# Hey, Everyone



## Source4 (Feb 7, 2004)

Hello,
Found this site by accident, but I'm certainly glad I did. I havent browsed the forums yet but this seems like a great community for tech. Well I guess I should tell you all a little about myself: I'm 18 and attending college for my BA with Technical/Production Emphasis. Doing all the Nap time classes right now, Math Speech English comp.... and so on. I'm primarily a Lighting guy but I also love Carpentry, and sound. Cya around


----------



## wemeck (Feb 7, 2004)

Nice Screen Name! Welcome to the site! Dvs Dave is our site Admin and should be here shortly to say hi. I hope you enjoy the site and I hope to see you around the forums.


----------



## Joren_Wendschuh (Feb 7, 2004)

Welcome!
Enjoy your stay here... It realy is quite a good resource.


----------



## wolf825 (Feb 7, 2004)

Hello and welcome to the forums. Hope you visit often and feel free to ask questions and post any answers.

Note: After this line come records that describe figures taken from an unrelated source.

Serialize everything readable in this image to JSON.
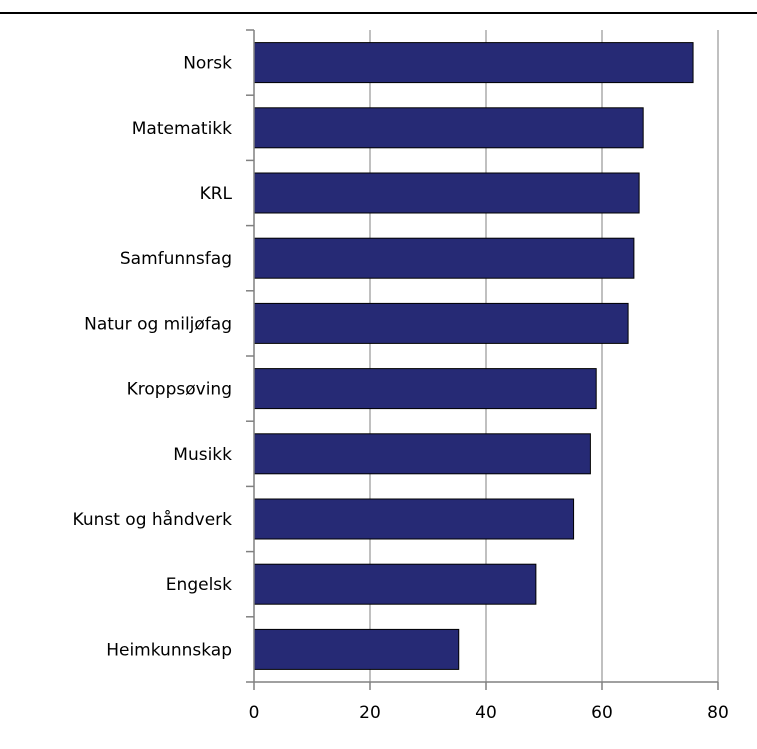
{
  "chart_data": {
    "type": "bar",
    "orientation": "horizontal",
    "categories": [
      "Norsk",
      "Matematikk",
      "KRL",
      "Samfunnsfag",
      "Natur og miljøfag",
      "Kroppsøving",
      "Musikk",
      "Kunst og håndverk",
      "Engelsk",
      "Heimkunnskap"
    ],
    "values": [
      75.7,
      67.1,
      66.4,
      65.5,
      64.5,
      59,
      58,
      55.1,
      48.6,
      35.3
    ],
    "xlim": [
      0,
      80
    ],
    "xticks": [
      "0",
      "20",
      "40",
      "60",
      "80"
    ],
    "grid": true,
    "colors": {
      "bar": "#262a75",
      "bar_edge": "#000000",
      "grid": "#c0c0c0",
      "axis": "#808080",
      "top_rule": "#000000"
    }
  }
}
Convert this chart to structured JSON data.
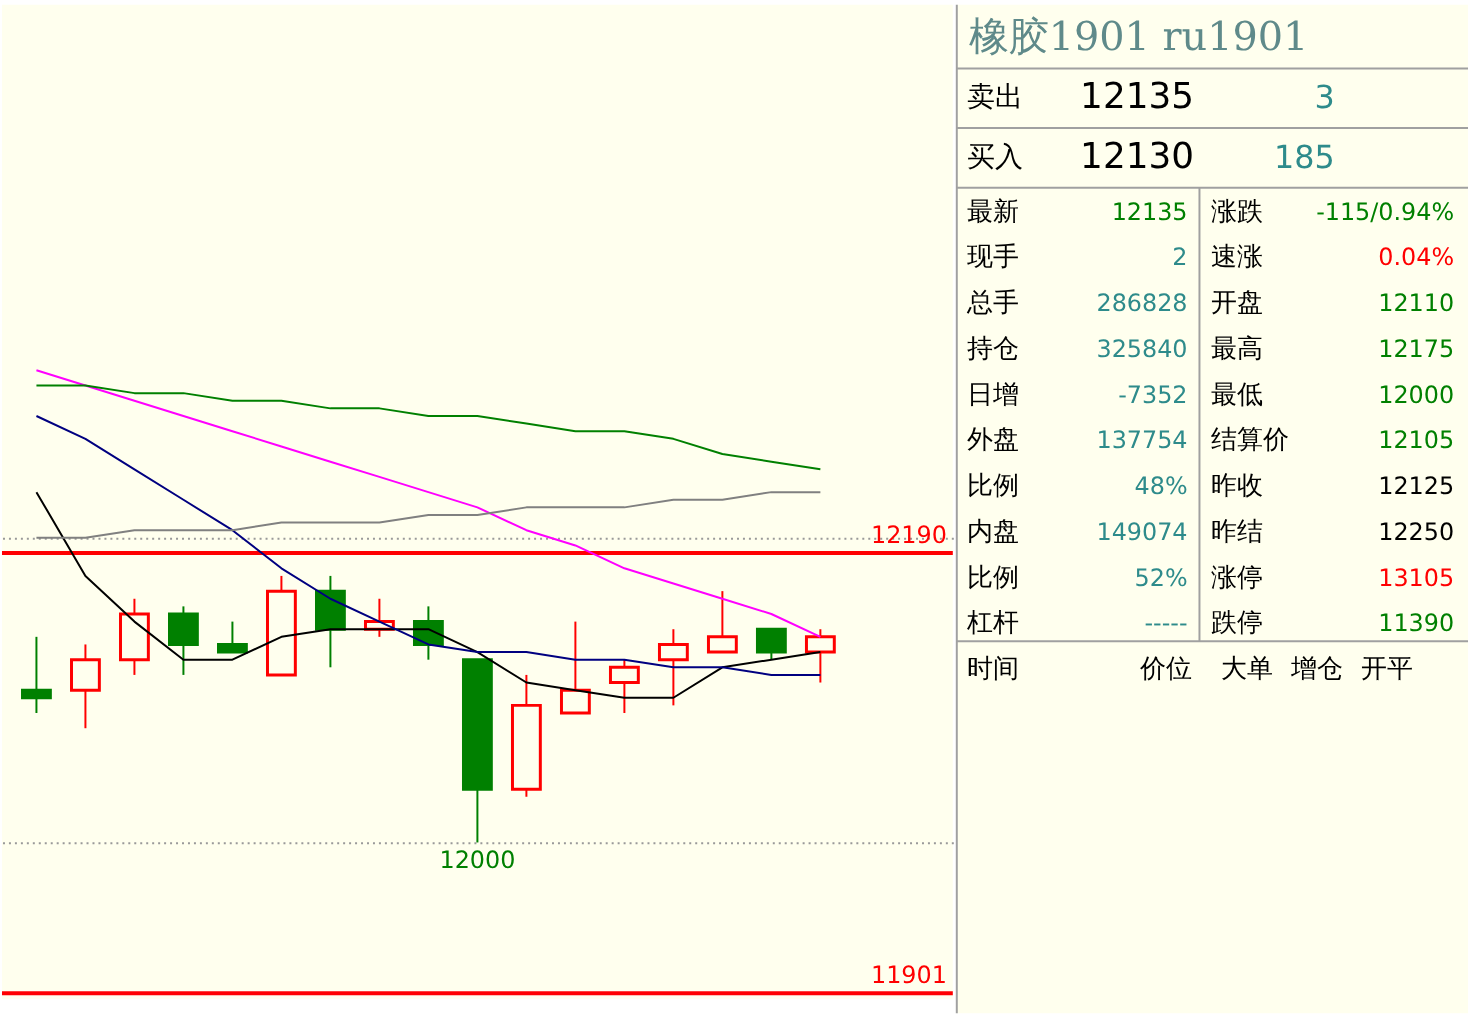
{
  "chart_data": [
    {
      "type": "candlestick",
      "categories": [
        null,
        null,
        null,
        null,
        null,
        null,
        null,
        null,
        null,
        null,
        null,
        null,
        null,
        null,
        null,
        null,
        null
      ],
      "ohlc": [
        [
          12100,
          12135,
          12085,
          12095
        ],
        [
          12100,
          12130,
          12075,
          12120
        ],
        [
          12120,
          12160,
          12110,
          12150
        ],
        [
          12150,
          12155,
          12110,
          12130
        ],
        [
          12130,
          12145,
          12125,
          12125
        ],
        [
          12110,
          12175,
          12110,
          12165
        ],
        [
          12165,
          12175,
          12115,
          12140
        ],
        [
          12140,
          12160,
          12135,
          12145
        ],
        [
          12145,
          12155,
          12120,
          12130
        ],
        [
          12120,
          12120,
          12000,
          12035
        ],
        [
          12035,
          12110,
          12030,
          12090
        ],
        [
          12085,
          12145,
          12085,
          12100
        ],
        [
          12105,
          12120,
          12085,
          12115
        ],
        [
          12120,
          12140,
          12090,
          12130
        ],
        [
          12125,
          12165,
          12125,
          12135
        ],
        [
          12140,
          12140,
          12120,
          12125
        ],
        [
          12125,
          12140,
          12105,
          12135
        ]
      ],
      "colors": [
        "#008000",
        "#ff0000",
        "#ff0000",
        "#008000",
        "#008000",
        "#ff0000",
        "#008000",
        "#ff0000",
        "#008000",
        "#008000",
        "#ff0000",
        "#ff0000",
        "#ff0000",
        "#ff0000",
        "#ff0000",
        "#008000",
        "#ff0000"
      ],
      "series": [
        {
          "type": "line",
          "color": "#000000",
          "values": [
            12230,
            12175,
            12145,
            12120,
            12120,
            12135,
            12140,
            12140,
            12140,
            12125,
            12105,
            12100,
            12095,
            12095,
            12115,
            12120,
            12125
          ]
        },
        {
          "type": "line",
          "color": "#000080",
          "values": [
            12280,
            12265,
            12245,
            12225,
            12205,
            12180,
            12160,
            12145,
            12130,
            12125,
            12125,
            12120,
            12120,
            12115,
            12115,
            12110,
            12110
          ]
        },
        {
          "type": "line",
          "color": "#ff00ff",
          "values": [
            12310,
            12300,
            12290,
            12280,
            12270,
            12260,
            12250,
            12240,
            12230,
            12220,
            12205,
            12195,
            12180,
            12170,
            12160,
            12150,
            12135
          ]
        },
        {
          "type": "line",
          "color": "#808080",
          "values": [
            12200,
            12200,
            12205,
            12205,
            12205,
            12210,
            12210,
            12210,
            12215,
            12215,
            12220,
            12220,
            12220,
            12225,
            12225,
            12230,
            12230
          ]
        },
        {
          "type": "line",
          "color": "#008000",
          "values": [
            12300,
            12300,
            12295,
            12295,
            12290,
            12290,
            12285,
            12285,
            12280,
            12280,
            12275,
            12270,
            12270,
            12265,
            12255,
            12250,
            12245
          ]
        }
      ],
      "ylim": [
        11897,
        12550
      ],
      "yticks": [
        {
          "value": 12000,
          "label": null
        },
        {
          "value": 12200,
          "label": null
        }
      ],
      "grid": "y",
      "tick_labels": false,
      "ref_lines": [
        {
          "axis": "y",
          "value": 12190,
          "label": "12190",
          "color": "#ff0000"
        },
        {
          "axis": "y",
          "value": 11901,
          "label": "11901",
          "color": "#ff0000"
        }
      ],
      "annotations": [
        {
          "text": "12000",
          "y": 12000
        }
      ]
    },
    {
      "type": "other",
      "title": "橡胶1901 ru1901",
      "annotations": [
        "卖出",
        "12135",
        "3",
        "买入",
        "12130",
        "185",
        "最新",
        "12135",
        "涨跌",
        "-115/0.94%",
        "现手",
        "2",
        "速涨",
        "0.04%",
        "总手",
        "286828",
        "开盘",
        "12110",
        "持仓",
        "325840",
        "最高",
        "12175",
        "日增",
        "-7352",
        "最低",
        "12000",
        "外盘",
        "137754",
        "结算价",
        "12105",
        "比例",
        "48%",
        "昨收",
        "12125",
        "内盘",
        "149074",
        "昨结",
        "12250",
        "比例",
        "52%",
        "涨停",
        "13105",
        "杠杆",
        "-----",
        "跌停",
        "11390",
        "时间",
        "价位",
        "大单",
        "增仓",
        "开平"
      ],
      "colors": [
        "#000000",
        "#000000",
        "#2e8b8b",
        "#000000",
        "#000000",
        "#2e8b8b",
        "#000000",
        "#008000",
        "#000000",
        "#008000",
        "#000000",
        "#2e8b8b",
        "#000000",
        "#ff0000",
        "#000000",
        "#2e8b8b",
        "#000000",
        "#008000",
        "#000000",
        "#2e8b8b",
        "#000000",
        "#008000",
        "#000000",
        "#2e8b8b",
        "#000000",
        "#008000",
        "#000000",
        "#2e8b8b",
        "#000000",
        "#008000",
        "#000000",
        "#2e8b8b",
        "#000000",
        "#000000",
        "#000000",
        "#2e8b8b",
        "#000000",
        "#000000",
        "#000000",
        "#2e8b8b",
        "#000000",
        "#ff0000",
        "#000000",
        "#2e8b8b",
        "#000000",
        "#008000",
        "#000000",
        "#000000",
        "#000000",
        "#000000",
        "#000000"
      ]
    }
  ]
}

Everyone has something to contribute regardless of experience--this website is for everyone to learn and share ideas openly.

Welcome!

-wolf


----------



## ship (Feb 7, 2004)

AARG!

That means Welcome and what they said.

(PS. I hate the pirate Avatar - it's not me)


----------



## dvsDave (Feb 7, 2004)

Welcome Source4,

I am dvsDave, your webmaster! Just wanted to drop by and welcome you to our little online community!!

mmm... nap time classes... I love those...

hope to see you around the forums often!!

-dvsDave


----------